After Carrie had turned us over to the Nose with the Vein she went up-stairs again and the man slid back a door on the left side of the hall. We found ourselves in the ballroom and in the midst of a scene as bewildering as it was gorgeous. Of course, our first thought had been to find our hostess and make ourselves known, but there was no way of telling which one Mrs. McClure was. Everybody was masked and frolicking around and there didn't seem to be anyone doing the duty of a hostess whom we could suspect of being Mrs. McClure. Later on we discovered that there was a reception-room off at the other end of the ballroom where Mrs. McClure had been receiving her guests, but at the time we saw nothing but the shifting masses of light and color around us, that resolved themselves into kings and queens and princes and Indians and turbaned Hindoos and pirates and Turks and peasants and fairies. The orchestra was playing the opening bars of a waltz and the dancers were seeking partners. We withdrew into a corner behind a large palm to look on. To our surprise and somewhat to our embarrassment we were asked to dance before the waltz was over. My partner was a Scottish highlander and a good dancer, and he evidently thought I belonged in the set who were the guests at this ball, because he kept pointing out different people and asking if I thought they were this one or that one. I did not speak much, however, and do not think he ever guessed that I was not a friend of Mrs. McClure's, was an outsider at the ball, and was, in fact, the mere tourist I was supposed to represent. I thought, however, I might get one piece of information out of him.

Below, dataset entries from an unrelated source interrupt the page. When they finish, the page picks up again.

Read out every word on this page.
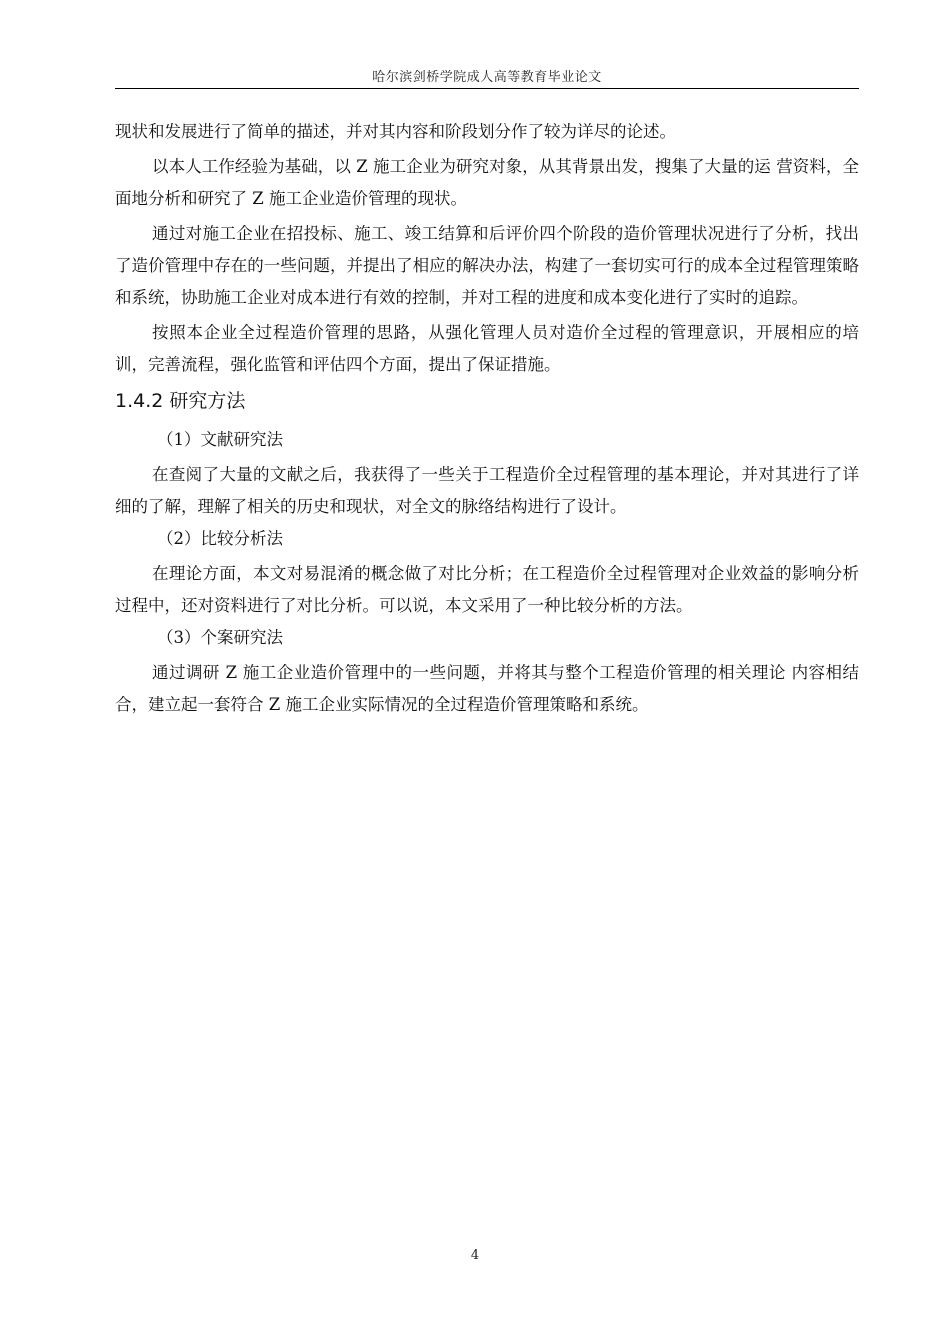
哈尔滨剑桥学院成人高等教育毕业论文

现状和发展进行了简单的描述，并对其内容和阶段划分作了较为详尽的论述。

以本人工作经验为基础，以 Z 施工企业为研究对象，从其背景出发，搜集了大量的运 营资料，全面地分析和研究了 Z 施工企业造价管理的现状。

通过对施工企业在招投标、施工、竣工结算和后评价四个阶段的造价管理状况进行了分析，找出了造价管理中存在的一些问题，并提出了相应的解决办法，构建了一套切实可行的成本全过程管理策略和系统，协助施工企业对成本进行有效的控制，并对工程的进度和成本变化进行了实时的追踪。

按照本企业全过程造价管理的思路，从强化管理人员对造价全过程的管理意识，开展相应的培训，完善流程，强化监管和评估四个方面，提出了保证措施。

1.4.2 研究方法

（1）文献研究法

在查阅了大量的文献之后，我获得了一些关于工程造价全过程管理的基本理论，并对其进行了详细的了解，理解了相关的历史和现状，对全文的脉络结构进行了设计。

（2）比较分析法

在理论方面，本文对易混淆的概念做了对比分析；在工程造价全过程管理对企业效益的影响分析过程中，还对资料进行了对比分析。可以说，本文采用了一种比较分析的方法。

（3）个案研究法

通过调研 Z 施工企业造价管理中的一些问题，并将其与整个工程造价管理的相关理论 内容相结合，建立起一套符合 Z 施工企业实际情况的全过程造价管理策略和系统。

4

"I don't see Mrs. McClure," I said, looking over the dancing couples. Then it was that the Highlander told me about the reception-room at the other side of the conservatory that opened out of the ballroom, where Mrs. McClure was. I mentally thanked him for this piece of information and purposed to tell Nyoda about it as soon as the dance was over. But when that dance came to a close we were claimed by other partners for the next, and so on, and we did not get out of the ballroom.